Dr. Pence and associates examined the relationship between psychiatric comorbidity and virologic and immunologic response among 198 patients initiating HAART. They report their findings in the February 1st issue of the Journal of Acquired Immune Deficiency Syndromes.

Patients with a higher predicted probability of having any mood, anxiety, or substance use disorder were more likely to demonstrate overall virologic failure and showed a trend toward delayed virologic suppression after initiation of HAART, the authors report.

Patients with the highest predicted probability of having a psychiatric or substance abuse disorder took about 41% longer to achieve virologic suppression and developed virologic failure twice as quickly as other patients, the results indicate.

The same trends were evident when depression, alcohol abuse or dependence, and drug abuse or dependence were considered separately, the researchers note.

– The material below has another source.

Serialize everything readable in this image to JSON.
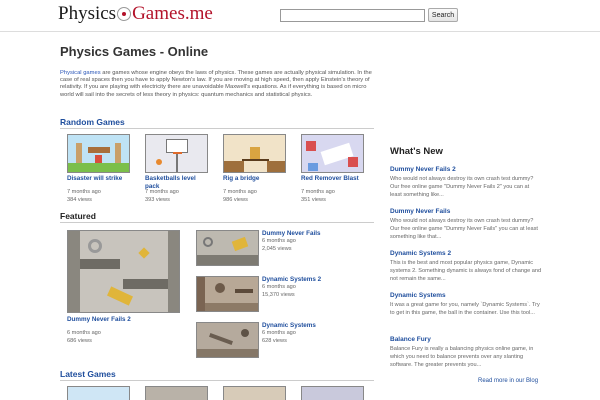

"Although we hypothesize that reduced medication adherence may explain part or all of the observed association between psychiatric morbidity and clinical response to HAART, we were unable to test this hypothesis in the current study," the investigators add.

Dr. Pence suggested that "patients should be screened at entry into care and at least yearly thereafter."

"We are planning a randomized, controlled trial to investigate whether routine integration of depression screening and treatment into HIV care improves HIV medication adherence and clinical outcomes," Dr. Pence said.

J Acquir Immune Defic Syndr 2007;44:159-166.